Applications of Hierarchical Clustering:

  • Biology: Phylogenetic tree construction based on genetic similarity.
  • Marketing: Customer segmentation based on purchasing behavior.
  • Image Segmentation: Grouping similar regions in an image.
  • Document Clustering: Organizing documents based on topic similarity.

Advantages of Hierarchical Clustering:

  • Interpretability: Hierarchical clustering produces dendrograms that visually represent the relationships between clusters. This makes it easy to interpret and understand the hierarchy within the dataset.
  • No Predefined Number of Clusters: Hierarchical clustering does not require the predefined number of clusters, unlike methods such as K-Means.
  • Hierarchy Exploration: The hierarchical nature of the clustering allows for exploration of relationships at different levels of granularity, from broad clusters to more specific sub-clusters.
  • Robust to Outliers: Hierarchical clustering is generally robust to outliers because the impact of a single outlier is limited to its local cluster.

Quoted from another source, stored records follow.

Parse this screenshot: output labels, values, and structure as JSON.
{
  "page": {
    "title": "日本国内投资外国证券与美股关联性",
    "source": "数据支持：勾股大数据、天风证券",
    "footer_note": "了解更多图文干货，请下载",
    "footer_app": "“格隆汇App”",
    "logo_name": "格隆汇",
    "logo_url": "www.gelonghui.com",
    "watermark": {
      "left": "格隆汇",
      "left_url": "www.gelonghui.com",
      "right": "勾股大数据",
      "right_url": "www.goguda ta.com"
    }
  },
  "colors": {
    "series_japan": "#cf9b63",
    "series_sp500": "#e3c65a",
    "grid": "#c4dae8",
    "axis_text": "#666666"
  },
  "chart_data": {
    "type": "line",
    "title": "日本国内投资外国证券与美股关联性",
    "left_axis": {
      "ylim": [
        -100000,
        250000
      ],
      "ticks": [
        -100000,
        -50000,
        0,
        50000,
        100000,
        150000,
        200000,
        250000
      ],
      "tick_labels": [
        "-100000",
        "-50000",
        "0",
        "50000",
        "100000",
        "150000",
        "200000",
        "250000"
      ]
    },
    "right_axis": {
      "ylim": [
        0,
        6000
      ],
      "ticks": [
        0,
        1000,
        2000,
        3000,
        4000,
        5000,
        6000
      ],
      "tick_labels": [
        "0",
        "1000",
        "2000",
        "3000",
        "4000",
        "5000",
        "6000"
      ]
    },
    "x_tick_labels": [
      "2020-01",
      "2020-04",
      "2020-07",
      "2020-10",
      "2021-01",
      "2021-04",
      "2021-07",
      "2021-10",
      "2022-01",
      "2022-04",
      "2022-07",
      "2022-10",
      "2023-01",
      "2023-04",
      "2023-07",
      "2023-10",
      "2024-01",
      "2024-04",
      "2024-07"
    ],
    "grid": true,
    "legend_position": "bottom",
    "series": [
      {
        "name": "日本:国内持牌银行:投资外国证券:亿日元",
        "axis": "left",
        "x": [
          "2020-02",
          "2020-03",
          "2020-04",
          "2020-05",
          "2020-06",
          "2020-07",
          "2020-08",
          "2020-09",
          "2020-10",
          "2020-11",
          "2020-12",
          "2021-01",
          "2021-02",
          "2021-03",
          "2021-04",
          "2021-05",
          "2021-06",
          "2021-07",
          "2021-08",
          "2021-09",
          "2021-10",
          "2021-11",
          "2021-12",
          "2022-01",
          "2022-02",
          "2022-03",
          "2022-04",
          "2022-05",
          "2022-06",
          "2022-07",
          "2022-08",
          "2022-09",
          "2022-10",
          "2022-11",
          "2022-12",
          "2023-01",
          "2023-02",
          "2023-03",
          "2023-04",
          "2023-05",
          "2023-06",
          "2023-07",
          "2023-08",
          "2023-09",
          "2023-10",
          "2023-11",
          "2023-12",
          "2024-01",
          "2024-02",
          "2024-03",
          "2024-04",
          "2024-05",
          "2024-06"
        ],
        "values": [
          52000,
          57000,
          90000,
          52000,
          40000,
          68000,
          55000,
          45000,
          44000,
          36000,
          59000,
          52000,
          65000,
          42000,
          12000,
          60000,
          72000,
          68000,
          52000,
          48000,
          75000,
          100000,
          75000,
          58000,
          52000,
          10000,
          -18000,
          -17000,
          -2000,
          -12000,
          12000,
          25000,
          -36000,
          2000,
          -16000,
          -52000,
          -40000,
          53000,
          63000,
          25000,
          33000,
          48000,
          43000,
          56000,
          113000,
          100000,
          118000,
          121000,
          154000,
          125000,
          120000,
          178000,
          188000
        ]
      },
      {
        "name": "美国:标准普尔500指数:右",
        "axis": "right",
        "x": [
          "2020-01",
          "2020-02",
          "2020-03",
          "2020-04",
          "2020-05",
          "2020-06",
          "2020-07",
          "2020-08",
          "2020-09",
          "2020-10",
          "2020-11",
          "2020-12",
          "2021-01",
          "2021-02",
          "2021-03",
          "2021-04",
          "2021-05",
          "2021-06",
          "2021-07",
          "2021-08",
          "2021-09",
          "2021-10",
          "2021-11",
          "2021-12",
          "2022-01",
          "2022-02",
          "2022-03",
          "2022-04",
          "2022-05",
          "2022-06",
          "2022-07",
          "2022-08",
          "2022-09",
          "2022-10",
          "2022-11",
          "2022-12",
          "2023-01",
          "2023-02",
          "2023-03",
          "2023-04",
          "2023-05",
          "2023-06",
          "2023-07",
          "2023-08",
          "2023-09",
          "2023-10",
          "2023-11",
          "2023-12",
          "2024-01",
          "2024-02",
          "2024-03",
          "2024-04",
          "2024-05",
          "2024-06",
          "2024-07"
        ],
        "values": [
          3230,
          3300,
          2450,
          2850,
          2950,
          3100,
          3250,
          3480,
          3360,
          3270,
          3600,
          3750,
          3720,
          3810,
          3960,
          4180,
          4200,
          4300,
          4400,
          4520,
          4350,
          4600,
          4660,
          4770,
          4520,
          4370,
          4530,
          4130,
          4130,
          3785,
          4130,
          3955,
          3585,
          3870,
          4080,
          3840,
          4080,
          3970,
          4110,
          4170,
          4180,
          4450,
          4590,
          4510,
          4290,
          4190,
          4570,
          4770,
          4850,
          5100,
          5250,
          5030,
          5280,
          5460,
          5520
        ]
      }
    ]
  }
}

Disadvantages of Hierarchical Clustering:

  • Computational Complexity: The computational complexity of hierarchical clustering is relatively high, especially for large datasets. The time complexity is often quadratic or cubic, making it less suitable for very large datasets.
  • Lack of Flexibility: Once a merger or split is made, it cannot be undone in hierarchical clustering. This lack of flexibility may lead to suboptimal results in certain cases.
  • Memory Requirements: The memory requirements for hierarchical clustering can be significant, especially when dealing with large datasets. This can limit its applicability in certain environments.
  • Sensitive to Noise: Hierarchical clustering can be sensitive to noise and outliers, particularly when using linkage criteria that are sensitive to extreme values.